Cover Stain will do the job if you're not concerned about the smell coming back, 'cause it will. BIN Will encapsulate the smell as well as the stains.


----------



## BrushJockey (Mar 15, 2009)

ReNt A PaInTeR said:


> How do you like the consistency of Smart prime? IMO is way too thin.


It is also supposed to be penetrating- so thin. I think it handles nice, but I hate pudding paint. I use it often ( like today) for first coat or conversion coat on painted trim and doors. Fast and easy to apply.


----------



## ltd (Nov 18, 2010)

cover stain. it works, its cheep, and no excuses


----------



## Lambrecht (Feb 8, 2010)

ReNt A PaInTeR said:


> Wet on wet? How long do you wait to apply the Top coat?

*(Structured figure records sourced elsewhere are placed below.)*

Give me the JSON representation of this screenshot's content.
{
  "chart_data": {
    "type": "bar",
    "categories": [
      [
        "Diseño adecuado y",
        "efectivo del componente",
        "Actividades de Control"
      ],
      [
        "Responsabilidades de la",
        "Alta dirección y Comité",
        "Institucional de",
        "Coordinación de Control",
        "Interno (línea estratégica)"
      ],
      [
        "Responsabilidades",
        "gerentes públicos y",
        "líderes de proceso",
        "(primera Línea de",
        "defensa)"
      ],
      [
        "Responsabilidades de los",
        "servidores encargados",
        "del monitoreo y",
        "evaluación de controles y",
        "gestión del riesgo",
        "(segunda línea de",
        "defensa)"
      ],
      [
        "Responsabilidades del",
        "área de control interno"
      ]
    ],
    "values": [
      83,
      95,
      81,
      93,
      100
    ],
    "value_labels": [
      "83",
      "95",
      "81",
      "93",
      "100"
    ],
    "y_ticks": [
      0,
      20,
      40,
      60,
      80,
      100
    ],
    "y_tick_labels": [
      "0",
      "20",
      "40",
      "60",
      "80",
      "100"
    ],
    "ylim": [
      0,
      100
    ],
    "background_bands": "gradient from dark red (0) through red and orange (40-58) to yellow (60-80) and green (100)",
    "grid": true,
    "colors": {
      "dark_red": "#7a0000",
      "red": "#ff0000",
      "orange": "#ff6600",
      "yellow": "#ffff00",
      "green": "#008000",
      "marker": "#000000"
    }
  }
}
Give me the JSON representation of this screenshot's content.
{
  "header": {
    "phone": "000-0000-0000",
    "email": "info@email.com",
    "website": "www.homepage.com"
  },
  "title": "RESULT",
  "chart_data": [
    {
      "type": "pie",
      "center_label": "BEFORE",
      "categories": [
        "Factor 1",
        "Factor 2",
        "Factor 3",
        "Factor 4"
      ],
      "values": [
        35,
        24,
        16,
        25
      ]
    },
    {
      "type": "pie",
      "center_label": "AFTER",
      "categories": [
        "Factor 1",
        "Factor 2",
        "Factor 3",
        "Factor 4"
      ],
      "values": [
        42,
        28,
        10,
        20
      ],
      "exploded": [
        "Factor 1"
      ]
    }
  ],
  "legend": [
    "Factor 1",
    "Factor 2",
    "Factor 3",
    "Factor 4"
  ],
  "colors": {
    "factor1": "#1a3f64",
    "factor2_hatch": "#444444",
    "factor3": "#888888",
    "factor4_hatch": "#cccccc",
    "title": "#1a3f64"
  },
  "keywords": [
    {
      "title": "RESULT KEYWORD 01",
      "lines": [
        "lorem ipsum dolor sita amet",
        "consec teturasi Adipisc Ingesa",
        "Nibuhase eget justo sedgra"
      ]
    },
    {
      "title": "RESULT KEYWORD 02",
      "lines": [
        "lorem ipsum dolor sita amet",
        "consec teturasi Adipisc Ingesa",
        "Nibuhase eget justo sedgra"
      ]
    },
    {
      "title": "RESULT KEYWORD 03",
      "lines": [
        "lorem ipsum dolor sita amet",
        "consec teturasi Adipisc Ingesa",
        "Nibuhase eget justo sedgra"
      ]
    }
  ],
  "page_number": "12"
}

When it is dry to the touch I apply a second coat.


----------



## ReNt A PaInTeR (Dec 28, 2008)

Lambrecht said:


> When it is dry to the touch I apply a second coat.


Huh? I've told every water-based product needs to dry a least 4 hours in order to block stains?


----------



## Lambrecht (Feb 8, 2010)

ReNt A PaInTeR said:


> Huh? I've told every water-based product needs to dry a least 4 hours in order to block stains?


Never had a problem so far. I do usually wait until the following day to topcoat but not always.


----------



## ProBrush (Aug 11, 2008)

I am not concerned with the smell coming back because they are still smoking in there and probably don't smell how bad it is anyway. So it sound sliek i will be safe with Coverstain rather than BIN. I hate dealing and cleaning up after the shellac based products. I do like using a product where you don't have a question of whether the stain is sealed or not. Nothing like finding that out after the finish coats are applied.


----------



## painterdude (Jun 18, 2008)

gotta go with coverstain. If it's going on a popcorn ceiling never painted over, you'll have to spray it to seal it and leave the popcorn. Cleaning guns and equiptment with spirits is a lot easier then using alcohol for Bulleye. Fast dry and second coat in a few hours. Kilz works but it tends to "cheese" up too fast if it sits.Read the can, it's really a spot primer. Dont' take these jobs anymore at 62, one of the perks of being old. But used a ton of these products in the day.


----------